I want to see the candidates debate energy policy and global warming policy, and I especially want to hear their views on the coal conundrum. How will they appeal both to die-hard greens who say "NO" to coal in any form, but also appeal to those who see coal as part of our energy future (perhaps most Americans)? Not to mention the big-money energy companies that give to their campaigns?

According to, McCain has stated he'll commit $2 billion annually for the next 15 years to research and develop cleaner coal technology. Specifically, he supports carbon capture and storage, a process in which the carbon dioxide emissions from a coal plant are captured and stored underground. Carbon dioxide (CO2) is a major contributor to the global warming problem, but this capture and storage technology is still very costly and experimental.

Obama talks about cleaner coal and includes it in his $150 billion energy plan. But he also favors a ban on building any more traditional coal plants that don't have the ability to capture and store the CO2.

Both candidates support
a cap-and-trade policy that puts a price on CO2 emissions.

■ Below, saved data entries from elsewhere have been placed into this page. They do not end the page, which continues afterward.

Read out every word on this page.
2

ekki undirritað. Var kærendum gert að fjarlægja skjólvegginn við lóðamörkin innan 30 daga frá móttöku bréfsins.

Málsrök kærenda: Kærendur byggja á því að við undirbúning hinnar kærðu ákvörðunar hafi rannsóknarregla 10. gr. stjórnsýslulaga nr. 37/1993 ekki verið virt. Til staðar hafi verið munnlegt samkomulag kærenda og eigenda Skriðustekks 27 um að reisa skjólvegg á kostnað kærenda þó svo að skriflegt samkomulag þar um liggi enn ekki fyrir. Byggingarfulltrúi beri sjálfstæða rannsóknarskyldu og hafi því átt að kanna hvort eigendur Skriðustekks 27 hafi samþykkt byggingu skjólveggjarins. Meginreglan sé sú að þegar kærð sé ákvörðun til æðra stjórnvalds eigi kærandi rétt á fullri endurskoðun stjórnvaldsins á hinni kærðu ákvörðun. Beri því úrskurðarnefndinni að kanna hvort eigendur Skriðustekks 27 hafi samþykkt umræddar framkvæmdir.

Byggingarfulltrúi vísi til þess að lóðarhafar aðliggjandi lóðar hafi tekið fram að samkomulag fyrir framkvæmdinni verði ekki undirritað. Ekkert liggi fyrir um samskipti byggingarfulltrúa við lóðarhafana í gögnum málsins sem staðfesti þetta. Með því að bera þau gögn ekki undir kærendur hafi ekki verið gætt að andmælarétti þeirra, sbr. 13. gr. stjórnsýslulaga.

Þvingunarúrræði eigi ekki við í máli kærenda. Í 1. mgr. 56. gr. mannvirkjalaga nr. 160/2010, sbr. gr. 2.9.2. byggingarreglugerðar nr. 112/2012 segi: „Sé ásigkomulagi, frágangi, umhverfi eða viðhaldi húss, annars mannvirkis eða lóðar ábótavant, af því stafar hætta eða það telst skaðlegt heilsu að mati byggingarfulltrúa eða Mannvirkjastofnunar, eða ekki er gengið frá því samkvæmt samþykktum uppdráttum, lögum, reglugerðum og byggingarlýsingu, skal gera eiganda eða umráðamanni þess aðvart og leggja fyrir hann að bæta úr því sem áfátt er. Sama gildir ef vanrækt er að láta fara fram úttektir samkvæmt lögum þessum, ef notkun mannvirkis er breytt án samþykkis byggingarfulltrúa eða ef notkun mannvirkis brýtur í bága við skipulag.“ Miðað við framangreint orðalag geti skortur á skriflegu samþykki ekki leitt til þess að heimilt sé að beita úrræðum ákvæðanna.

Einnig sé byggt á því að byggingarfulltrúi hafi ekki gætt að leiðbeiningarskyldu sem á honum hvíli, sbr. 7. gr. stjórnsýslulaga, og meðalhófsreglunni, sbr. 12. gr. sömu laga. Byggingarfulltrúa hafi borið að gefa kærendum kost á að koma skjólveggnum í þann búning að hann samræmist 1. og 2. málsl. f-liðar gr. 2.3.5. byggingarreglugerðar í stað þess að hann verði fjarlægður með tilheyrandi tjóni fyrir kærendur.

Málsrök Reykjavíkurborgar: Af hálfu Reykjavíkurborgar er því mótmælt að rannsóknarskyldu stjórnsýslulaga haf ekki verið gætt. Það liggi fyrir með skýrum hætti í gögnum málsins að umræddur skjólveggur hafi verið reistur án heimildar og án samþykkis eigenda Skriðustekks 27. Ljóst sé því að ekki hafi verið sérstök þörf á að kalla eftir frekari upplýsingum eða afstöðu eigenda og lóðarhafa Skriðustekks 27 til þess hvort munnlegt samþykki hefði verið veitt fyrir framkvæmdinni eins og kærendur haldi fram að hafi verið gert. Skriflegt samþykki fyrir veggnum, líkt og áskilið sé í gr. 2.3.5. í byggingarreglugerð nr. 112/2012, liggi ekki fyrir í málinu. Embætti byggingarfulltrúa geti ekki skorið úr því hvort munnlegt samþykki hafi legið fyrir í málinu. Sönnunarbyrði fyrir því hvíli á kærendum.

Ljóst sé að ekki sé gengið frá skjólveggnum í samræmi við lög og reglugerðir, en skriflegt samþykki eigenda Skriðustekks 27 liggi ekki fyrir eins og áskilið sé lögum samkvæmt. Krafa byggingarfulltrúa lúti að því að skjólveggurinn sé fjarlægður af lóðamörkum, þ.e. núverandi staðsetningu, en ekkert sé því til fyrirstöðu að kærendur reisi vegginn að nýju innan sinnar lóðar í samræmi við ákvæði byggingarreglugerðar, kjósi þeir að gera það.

I know many environmentalists who do not feel the intense animosity towards McCain's energy policies that they do towards Bush's. They seem to reflect the opinion of Environmental Defense Fund's attorney and senior policy advisor Scott Anderson:
We’re not champions of coal at EDF, but we are realists. Coal will be used to produce electricity for the foreseeable future, so we need technologies that allow coal to be used in a manner that avoids significant greenhouse gas emissions.”
And I think that's the end result we have to keep in mind. If the point is to cut emissions and slow global warming quickly - and there's a way to make coal an economical part of that mix - then that's ok. As long as we don't move backwards and build more old-fashioned, dirty coal plants and instead move forward with cutting emissions, we will need every resource and technology available to make that happen.